Bereits mit Schriftsatz vom 20.11.2015, S. 4 (Bl. 67 d. A.) hat der Beklagte auf die Unschlüssigkeit des diesbezüglichen Klagvortrags hingewiesen. Die Klägerin hat dies auch zur Kenntnis genommen (Schriftsatz vom 03.12.2015, S. 8, Bl. 85 d. A.). Eines weiteren Hinweises des Gerichts bedurfte es schon deshalb nicht mehr. Im Übrigen ergibt sich aus § 139 Abs. 2 ZPO, dass sich die richterliche Hinweispflicht nicht auf Nebenforderungen bezieht.

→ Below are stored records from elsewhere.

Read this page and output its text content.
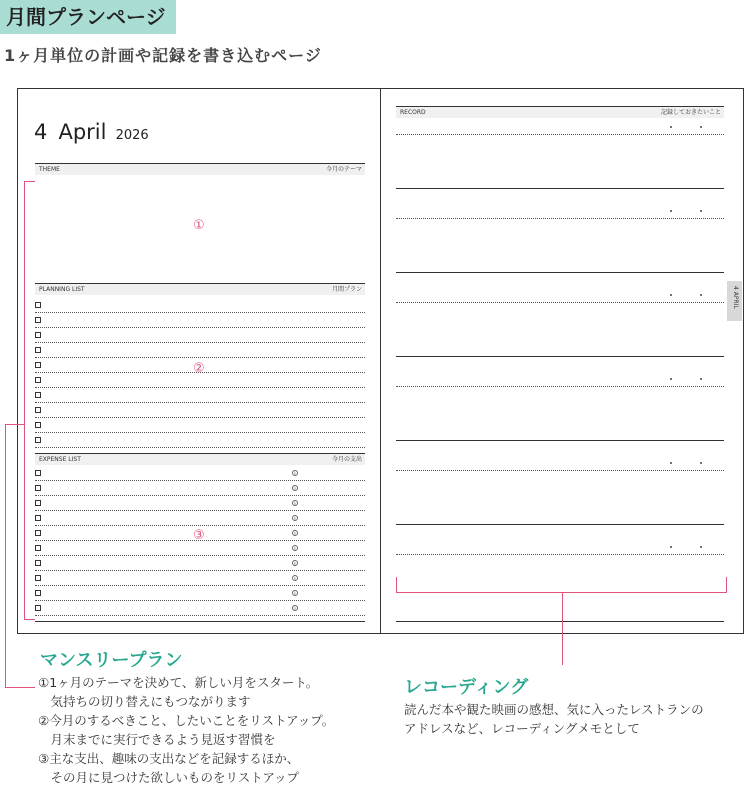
月間プランページ
1ヶ月単位の計画や記録を書き込むページ
4 April 2026
THEME	今月のテーマ
①
PLANNING LIST	月間プラン
②
EXPENSE LIST	今月の支出
￥
￥
￥
￥
￥
￥
￥
￥
￥
￥
③
RECORD	記録しておきたいこと
4 APRIL
マンスリープラン
①1ヶ月のテーマを決めて、新しい月をスタート。
　気持ちの切り替えにもつながります
②今月のするべきこと、したいことをリストアップ。
　月末までに実行できるよう見返す習慣を
③主な支出、趣味の支出などを記録するほか、
　その月に見つけた欲しいものをリストアップ
レコーディング
読んだ本や観た映画の感想、気に入ったレストランの
アドレスなど、レコーディングメモとして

Die Mitteilung einer bloßen Haftbarmachung begründet noch keinen Verzug des Schuldners. Dass die Klägerin darüber hinaus den Beklagten unter dem 11.12.2014 unter einer Verzug begründenden Fristsetzung zur Zahlung aufgefordert hat, wurde erstinstanzlich so weder vorgetragen noch im Tatbestand festgestellt. Die beantragte Tatbestandsberichtigung wurde vom Erstgericht abgelehnt.
Die Klägerin hat auch nicht vorgetragen, was sie an einer schlüssigen Darstellung des den Anspruch begründenden Schuldnerverzugs, der aus Gründen des Kausalzusammenhangs vor der Beauftragung der Klägervertreter eingetreten sein müsste, gehindert hat.
Einer Berücksichtigung dieses Vortrags steht daher § 531 Abs. 2 Nr. 3 ZPO entgegen.
III.
1. Die Kostenentscheidung beruht auf § 92 Abs. 2 Nr. 1 ZPO, die Entscheidung zur vorläufigen Vollstreckbarkeit auf §§ 708 Nr. 10, 711 ZPO.
2. Die Revision war im tenorierten Umfang nach § 543 Abs. 2 ZPO zuzulassen, da zur Frage, ob der unabdingbare Gerichtsstand des Art. 39 Abs. 2 CMR zugleich ein ausschließlicher Gerichtsstand ist, in der Literatur streitig und höchstrichterlich noch nicht entschieden ist. Der BGH hat diese Frage im Urteil vom 19.04.2007 (Az. I ZR 90/04, Rn. 13 ff, zitiert nach Juris) offen gelassen.